One day, the company hopes that its Deepmind Robotics division will be able to create a personal helper robot that could respond to requests. It could be asked to tidy the house or cook a nice meal, for instance.

But such a seemingly simply request could actually be beyond the understanding of robots. What’s more, it might actually be dangerous: a robot might not know that it shouldn’t tidy the house so intensely that its owner gets harmed, for instance.

The company has now revealed a set of new advances that it hopes will make it easier to develop robots that are both able to help out with such tasks and to do so without causing any harm. The systems are intended to “help robots make decisions faster, and better understand and navigate their environments”, it said – and to do so safely.

The new breakthroughs include a new system called AutoRT, which uses artificial intelligence to understand the aims of humans. It does so using large models, including a large language model (LLM) of the kind used in ChatGPT, for instance.

It works by taking data from cameras on the robot and feeding it into a visual language model or VLM which can understand the environment and objects within it, describing them in words. That can then be passed to the LLM which will understand those words, generate a list of tasks that might be possible with them and then decide which of them should be done.

But Google also noted that actually integrating those robots into our daily lives would require people to be sure that they would behave safely. As such, the LLM that makes decisions within that AutoRT system has been given what Google refers to as a Robot Constitution.

That is a set of “safety-focused prompts to abide by when selecting tasks for the robots”, Google said.

“These rules are in part inspired by Isaac Asimov’s Three Laws of Robotics – first and foremost that a robot ‘may not injure a human being’,” Google wrote. “Further safety rules require that no robot attempts tasks involving humans, animals, sharp objects or electrical appliances.”
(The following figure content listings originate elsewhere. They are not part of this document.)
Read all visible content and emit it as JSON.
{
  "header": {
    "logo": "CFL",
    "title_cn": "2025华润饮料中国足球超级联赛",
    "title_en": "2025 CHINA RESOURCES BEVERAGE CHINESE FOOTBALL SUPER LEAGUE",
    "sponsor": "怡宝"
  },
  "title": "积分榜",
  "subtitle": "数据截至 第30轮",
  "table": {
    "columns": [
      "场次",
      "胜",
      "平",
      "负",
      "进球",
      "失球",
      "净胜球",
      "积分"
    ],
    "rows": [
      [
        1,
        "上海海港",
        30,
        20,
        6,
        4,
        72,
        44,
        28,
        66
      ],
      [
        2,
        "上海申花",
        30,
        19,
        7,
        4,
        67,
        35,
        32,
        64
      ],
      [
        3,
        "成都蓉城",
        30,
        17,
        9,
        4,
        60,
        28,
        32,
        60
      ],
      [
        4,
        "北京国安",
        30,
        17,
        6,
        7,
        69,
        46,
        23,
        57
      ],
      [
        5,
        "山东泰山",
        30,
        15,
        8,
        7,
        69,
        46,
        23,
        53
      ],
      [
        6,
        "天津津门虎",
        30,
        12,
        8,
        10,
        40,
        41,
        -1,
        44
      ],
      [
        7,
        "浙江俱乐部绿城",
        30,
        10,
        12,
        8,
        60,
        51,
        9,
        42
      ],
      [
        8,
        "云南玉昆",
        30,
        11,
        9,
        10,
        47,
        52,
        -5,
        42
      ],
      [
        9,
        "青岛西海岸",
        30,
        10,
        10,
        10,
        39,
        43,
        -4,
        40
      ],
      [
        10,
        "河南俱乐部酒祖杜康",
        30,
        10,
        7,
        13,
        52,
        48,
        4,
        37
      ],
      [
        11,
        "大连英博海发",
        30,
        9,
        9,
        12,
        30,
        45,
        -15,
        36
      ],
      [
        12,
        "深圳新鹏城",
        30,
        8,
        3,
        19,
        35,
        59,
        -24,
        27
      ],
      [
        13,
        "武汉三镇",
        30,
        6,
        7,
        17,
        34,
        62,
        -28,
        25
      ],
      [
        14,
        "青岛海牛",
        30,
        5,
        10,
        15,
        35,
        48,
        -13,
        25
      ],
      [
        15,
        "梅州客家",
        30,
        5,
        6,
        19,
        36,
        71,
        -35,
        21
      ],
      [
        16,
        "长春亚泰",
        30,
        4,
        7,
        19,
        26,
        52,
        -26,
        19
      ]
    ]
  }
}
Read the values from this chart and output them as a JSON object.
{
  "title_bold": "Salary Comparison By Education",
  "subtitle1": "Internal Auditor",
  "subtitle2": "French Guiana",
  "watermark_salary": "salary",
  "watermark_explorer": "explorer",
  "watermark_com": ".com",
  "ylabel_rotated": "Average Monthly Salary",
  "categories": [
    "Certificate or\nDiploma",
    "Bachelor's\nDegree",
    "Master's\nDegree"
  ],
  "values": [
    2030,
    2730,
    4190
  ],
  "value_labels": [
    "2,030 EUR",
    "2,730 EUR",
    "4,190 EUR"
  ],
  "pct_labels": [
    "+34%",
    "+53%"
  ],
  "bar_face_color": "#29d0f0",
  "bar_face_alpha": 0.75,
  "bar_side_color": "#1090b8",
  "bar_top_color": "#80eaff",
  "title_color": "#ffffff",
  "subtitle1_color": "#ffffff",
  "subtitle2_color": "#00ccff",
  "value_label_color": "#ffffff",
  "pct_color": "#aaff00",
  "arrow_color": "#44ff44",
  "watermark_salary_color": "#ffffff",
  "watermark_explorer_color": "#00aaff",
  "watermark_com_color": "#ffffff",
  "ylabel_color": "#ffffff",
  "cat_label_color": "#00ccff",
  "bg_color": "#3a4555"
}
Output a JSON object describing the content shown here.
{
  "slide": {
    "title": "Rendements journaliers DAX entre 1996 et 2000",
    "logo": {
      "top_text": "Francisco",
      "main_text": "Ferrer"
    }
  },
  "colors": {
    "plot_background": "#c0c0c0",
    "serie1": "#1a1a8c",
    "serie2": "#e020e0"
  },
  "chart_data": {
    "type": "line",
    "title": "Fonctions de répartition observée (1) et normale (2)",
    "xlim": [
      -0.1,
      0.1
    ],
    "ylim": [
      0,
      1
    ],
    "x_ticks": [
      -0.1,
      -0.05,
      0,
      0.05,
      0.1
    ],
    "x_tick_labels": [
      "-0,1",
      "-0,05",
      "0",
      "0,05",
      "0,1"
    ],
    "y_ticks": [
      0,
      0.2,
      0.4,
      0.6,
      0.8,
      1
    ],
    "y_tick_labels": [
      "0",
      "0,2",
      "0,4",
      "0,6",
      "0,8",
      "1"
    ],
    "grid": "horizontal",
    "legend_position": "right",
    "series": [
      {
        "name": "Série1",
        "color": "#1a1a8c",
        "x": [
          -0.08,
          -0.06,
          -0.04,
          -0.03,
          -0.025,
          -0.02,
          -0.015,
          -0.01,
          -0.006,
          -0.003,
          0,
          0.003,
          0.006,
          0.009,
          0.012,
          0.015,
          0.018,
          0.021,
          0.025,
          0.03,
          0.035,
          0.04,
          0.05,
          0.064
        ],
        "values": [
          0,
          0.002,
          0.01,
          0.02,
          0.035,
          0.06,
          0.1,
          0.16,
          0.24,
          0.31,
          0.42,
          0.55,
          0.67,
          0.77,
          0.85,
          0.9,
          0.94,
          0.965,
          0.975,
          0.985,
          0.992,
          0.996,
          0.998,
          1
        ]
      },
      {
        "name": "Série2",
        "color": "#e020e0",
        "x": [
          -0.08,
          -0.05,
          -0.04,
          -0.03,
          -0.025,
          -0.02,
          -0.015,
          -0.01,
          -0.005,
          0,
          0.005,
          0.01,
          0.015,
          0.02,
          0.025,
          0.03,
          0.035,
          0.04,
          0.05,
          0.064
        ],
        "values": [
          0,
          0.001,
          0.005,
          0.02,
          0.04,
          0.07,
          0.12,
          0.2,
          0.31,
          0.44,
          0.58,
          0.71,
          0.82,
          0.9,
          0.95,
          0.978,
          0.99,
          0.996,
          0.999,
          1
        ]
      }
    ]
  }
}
The system can then use those rules to guide its behaviour and avoid any dangerous activities, for instance, in the same way that ChatGPT might be told not to help people with illegal activities.

But Google also said that those large models could not be relied on entirely to be safe, even with those technologies. As such, Google still had to include more traditional safety systems borrowed from classical robotics, including a system that stopped it from applying too much force and a human supervisor that could physically switch them off.